Futaba's 8,000 residents were evacuated soon after Japan's massive March 11 earthquake and tsunami flooded the Fukushima Dai-ichi nuclear complex and set off radiation leaks. Local officials and nuclear experts escorted several dozen of them back for a two-hour visit Thursday.

"It was just like it was when the quake hit," said Anna Takano, a 17-year-old high school student. "It felt very strange."

Takano said she packed up as much clothing from her home as she could and then made a 10-minute visit to her family grave site.

For most, it was the first time they had been able to check on homes and possessions. Similar visits began earlier for towns farther away from the plant, but Thursday's excursion went deeper into the 12-mile (20-kilometer) no-go zone around the plant than any before it.

Many evacuees from the nuclear zone did not realize how long the crisis would drag on and left with only the clothes they were wearing and their purses or wallets.

Due to radiation concerns, officials allowed only two people per household to return and let them stay at their homes only for two hours. They allowed gave resident no more than one large black plastic bag for collecting things, because of space restrictions and fears of contamination.

"I planned very carefully what I would get," said Mikio Tadano, an architect. "I wanted to get my writing tools, my bankbook, and my daughter's school uniform."

Tadano said his daughter had transferred to a new school outside the zone where she was one of only four students without a uniform — all of them evacuees.

The residents donned white protective suits from head to foot at a sanitized gymnasium near the 12-mile (20-kilometer) perimeter, and then went into the zone by bus.

After the disaster knocked out cooling systems at the plant, it suffered explosions, fires and spewed radioactive particles into the air, prompting the government to order 80,000 residents around the plant to evacuate.

Radiation levels in most areas have since declined, but are believed to still pose potential health hazards if sustained for long periods of time.

With better data now coming in, the government also recently added more areas to its evacuation zone, meaning thousands of people in places previously believed to be safe are just now preparing to leave their towns.

Including those left homeless by the quake and tsunami, more than 100,000 people remain in shelters across northern Japan. More than 25,000 were killed or are missing.

As the hardships of living in shelters became more acute, the government came under intense pressure to let evacuees back in for short trips. It initially said the situation was too dangerous and the plant too unstable. But after announcing last month that the evacuation order would likely drag on for another six to nine months, the day trips were approved.

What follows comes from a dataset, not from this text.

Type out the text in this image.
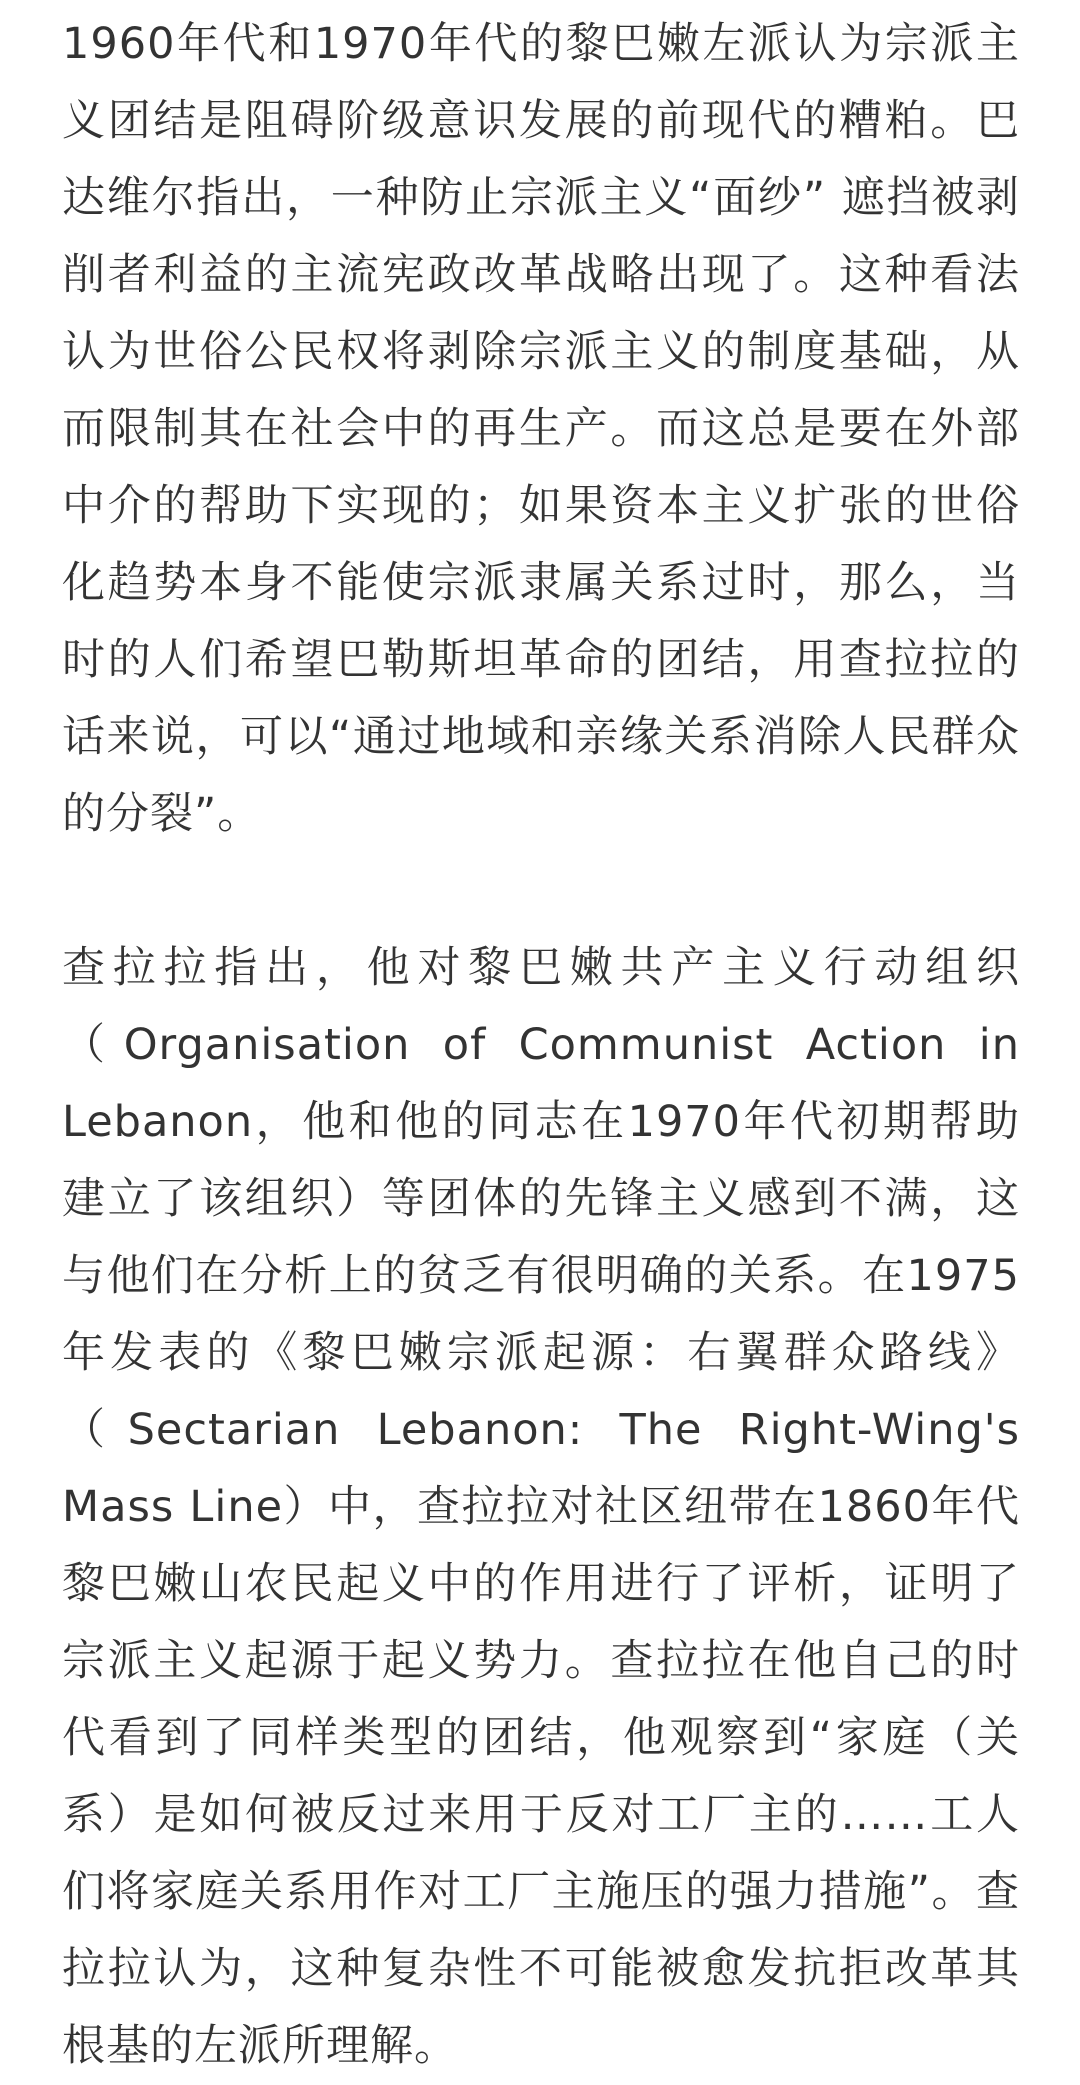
1960年代和1970年代的黎巴嫩左派认为宗派主义团结是阻碍阶级意识发展的前现代的糟粕。巴达维尔指出，一种防止宗派主义“面纱” 遮挡被剥削者利益的主流宪政改革战略出现了。这种看法认为世俗公民权将剥除宗派主义的制度基础，从而限制其在社会中的再生产。而这总是要在外部中介的帮助下实现的；如果资本主义扩张的世俗化趋势本身不能使宗派隶属关系过时，那么，当时的人们希望巴勒斯坦革命的团结，用查拉拉的话来说，可以“通过地域和亲缘关系消除人民群众的分裂”。

查拉拉指出，他对黎巴嫩共产主义行动组织（Organisation of Communist Action in Lebanon，他和他的同志在1970年代初期帮助建立了该组织）等团体的先锋主义感到不满，这与他们在分析上的贫乏有很明确的关系。在1975年发表的《黎巴嫩宗派起源：右翼群众路线》（Sectarian Lebanon: The Right-Wing's Mass Line）中，查拉拉对社区纽带在1860年代黎巴嫩山农民起义中的作用进行了评析，证明了宗派主义起源于起义势力。查拉拉在他自己的时代看到了同样类型的团结，他观察到“家庭（关系）是如何被反过来用于反对工厂主的……工人们将家庭关系用作对工厂主施压的强力措施”。查拉拉认为，这种复杂性不可能被愈发抗拒改革其根基的左派所理解。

Thursday's trip by about 60 townspeople started with a briefing by Futaba officials and safety instructions by experts from Tokyo Electric Power Co., or TEPCO., which operates the plant.

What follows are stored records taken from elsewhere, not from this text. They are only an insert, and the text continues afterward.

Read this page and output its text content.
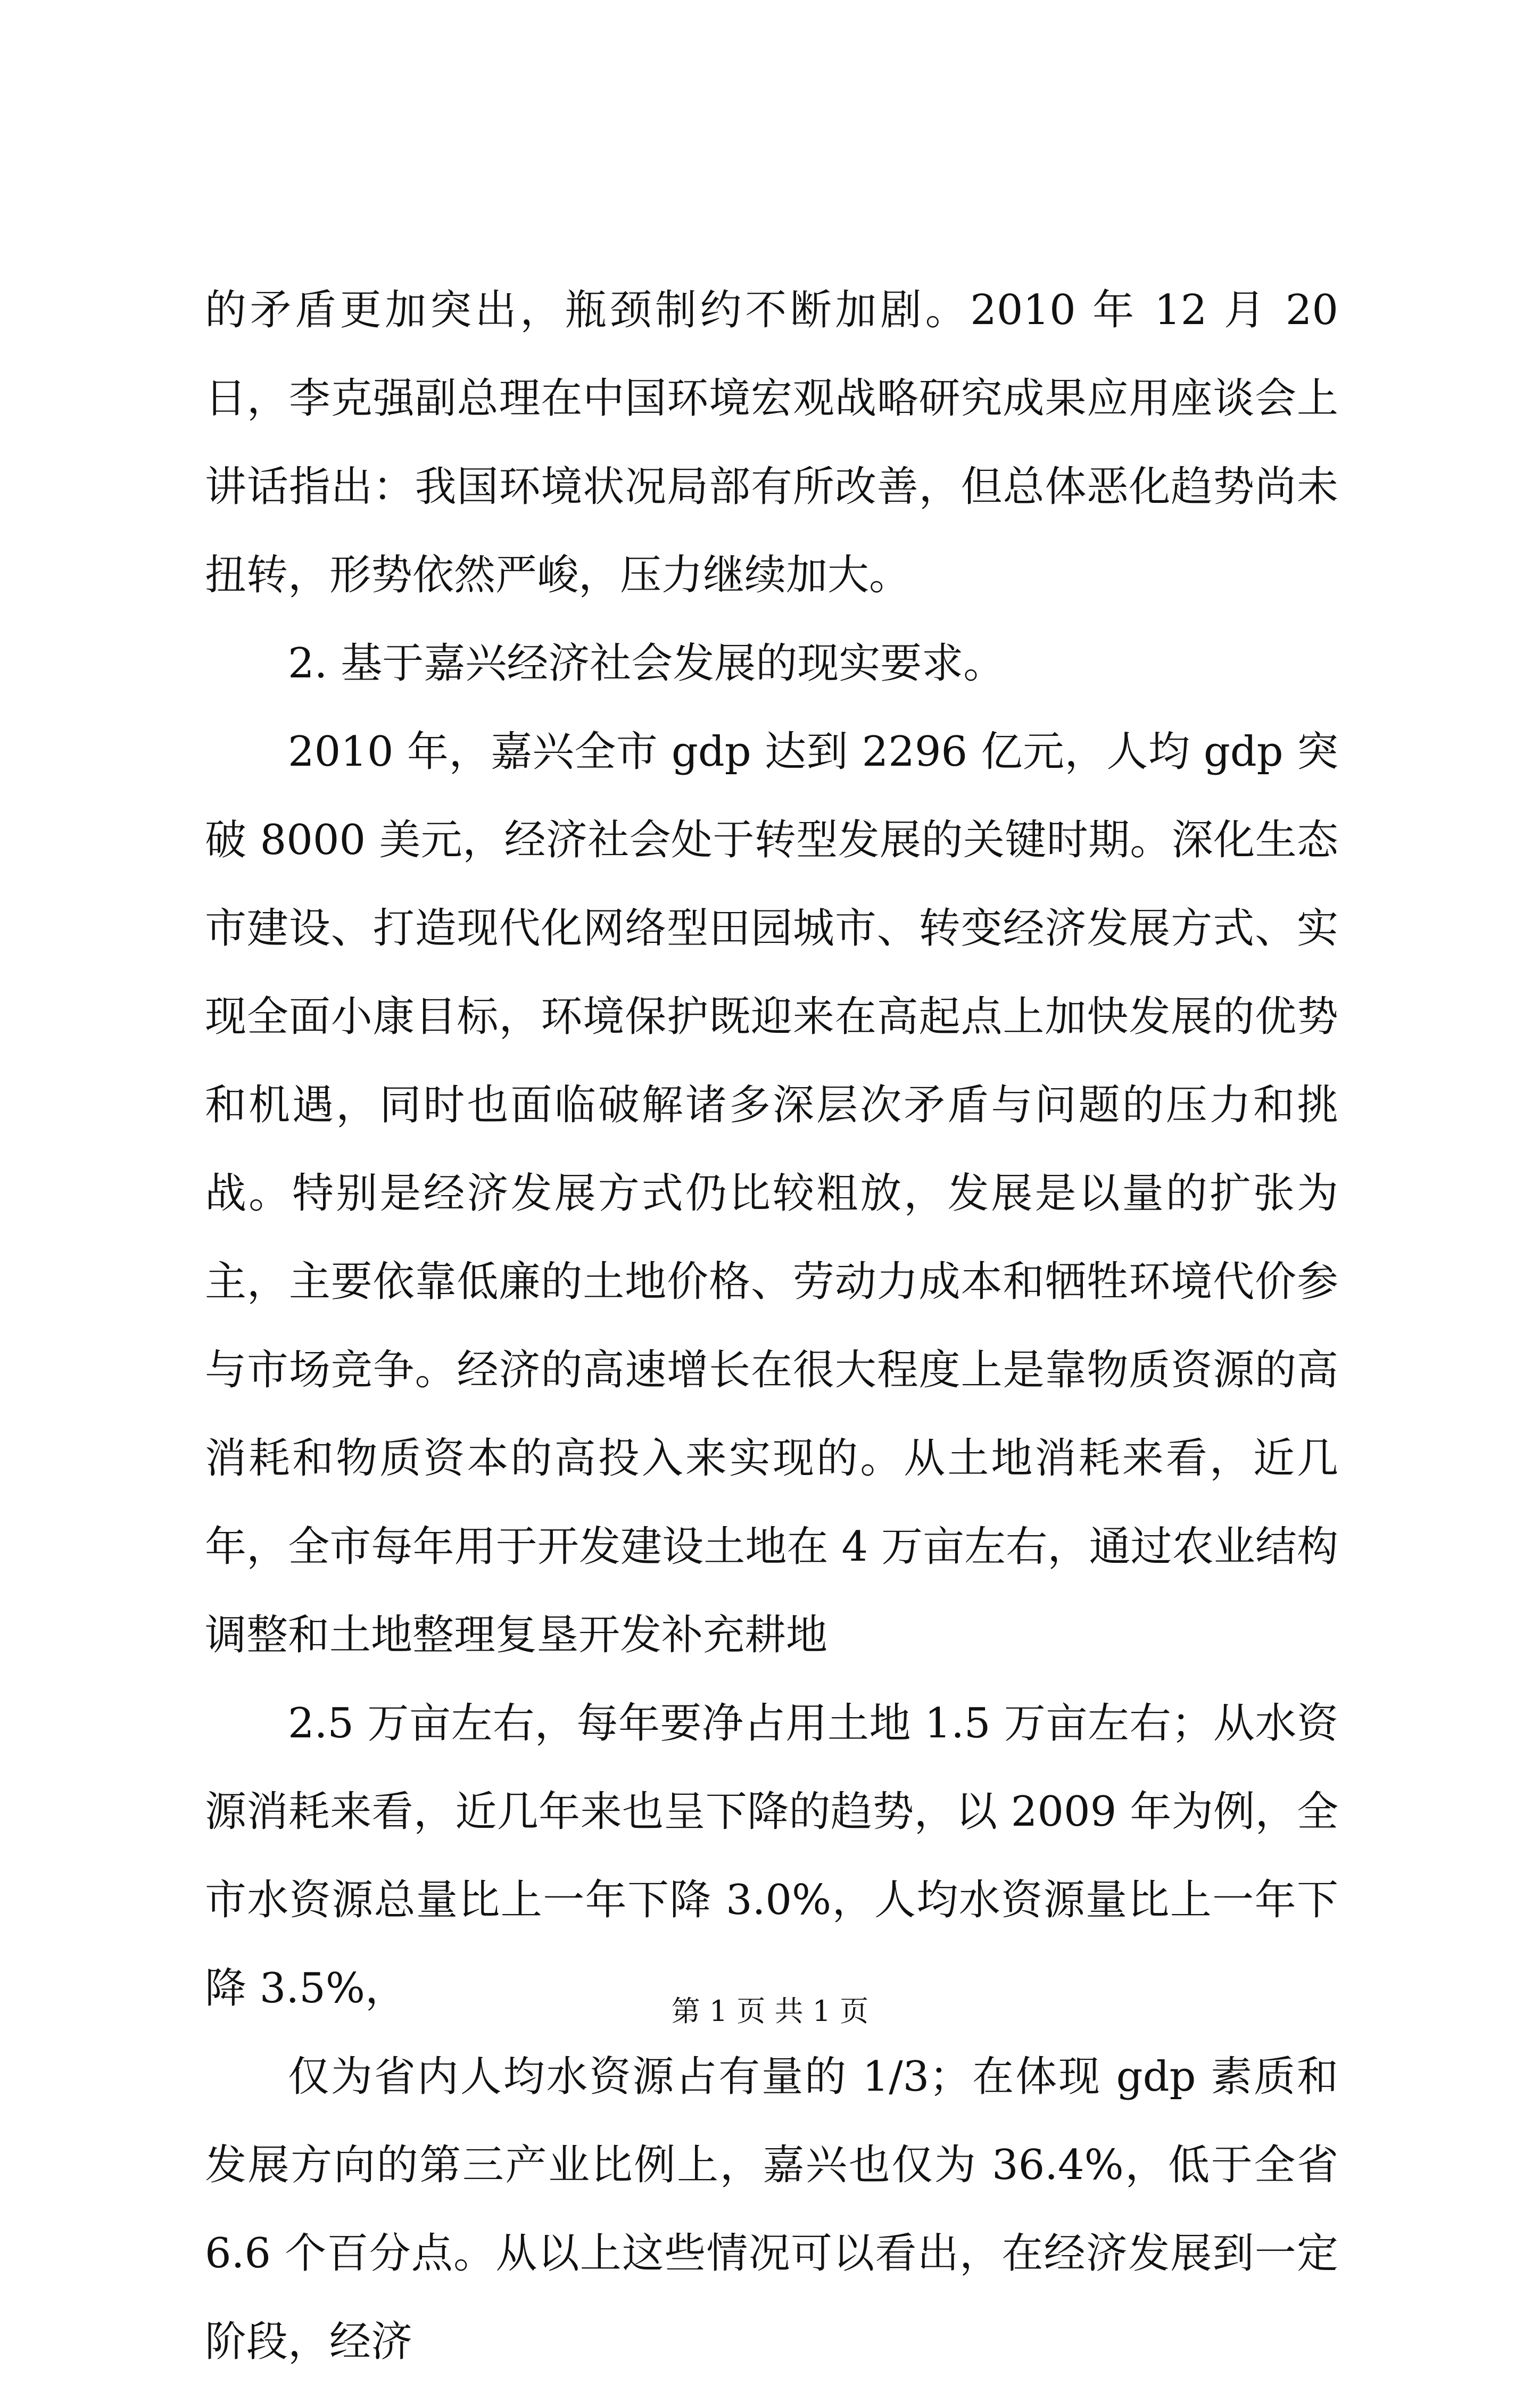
的矛盾更加突出，瓶颈制约不断加剧。2010 年 12 月 20 日，李克强副总理在中国环境宏观战略研究成果应用座谈会上讲话指出：我国环境状况局部有所改善，但总体恶化趋势尚未扭转，形势依然严峻，压力继续加大。

2. 基于嘉兴经济社会发展的现实要求。

2010 年，嘉兴全市 gdp 达到 2296 亿元，人均 gdp 突破 8000 美元，经济社会处于转型发展的关键时期。深化生态市建设、打造现代化网络型田园城市、转变经济发展方式、实现全面小康目标，环境保护既迎来在高起点上加快发展的优势和机遇，同时也面临破解诸多深层次矛盾与问题的压力和挑战。特别是经济发展方式仍比较粗放，发展是以量的扩张为主，主要依靠低廉的土地价格、劳动力成本和牺牲环境代价参与市场竞争。经济的高速增长在很大程度上是靠物质资源的高消耗和物质资本的高投入来实现的。从土地消耗来看，近几年，全市每年用于开发建设土地在 4 万亩左右，通过农业结构调整和土地整理复垦开发补充耕地

2.5 万亩左右，每年要净占用土地 1.5 万亩左右；从水资源消耗来看，近几年来也呈下降的趋势，以 2009 年为例，全市水资源总量比上一年下降 3.0%，人均水资源量比上一年下降 3.5%，

仅为省内人均水资源占有量的 1/3；在体现 gdp 素质和发展方向的第三产业比例上，嘉兴也仅为 36.4%，低于全省 6.6 个百分点。从以上这些情况可以看出，在经济发展到一定阶段，经济

第 1 页 共 1 页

The residents were screened for radiation after the visit, but none showed health-threatening levels of exposure.

A government team also went with the residents to rescue stranded dogs. They brought out four, all of which were in good spirits. Earlier in the crisis, when prohibitions on entering the zone were not strictly enforced, several private groups left food and water for lost dogs, keeping many alive long enough to be rescued and returned to their owners.

Cats have been more difficult to bring back. None were rescued Thursday.

Mihoko Watanabe, 73, said she left food and water for her pet cat, who remains at her home in Futaba but could not be captured and rescued.

"I'm glad she's alive," Watanabe said. "But it's very sad. She's 23 years old."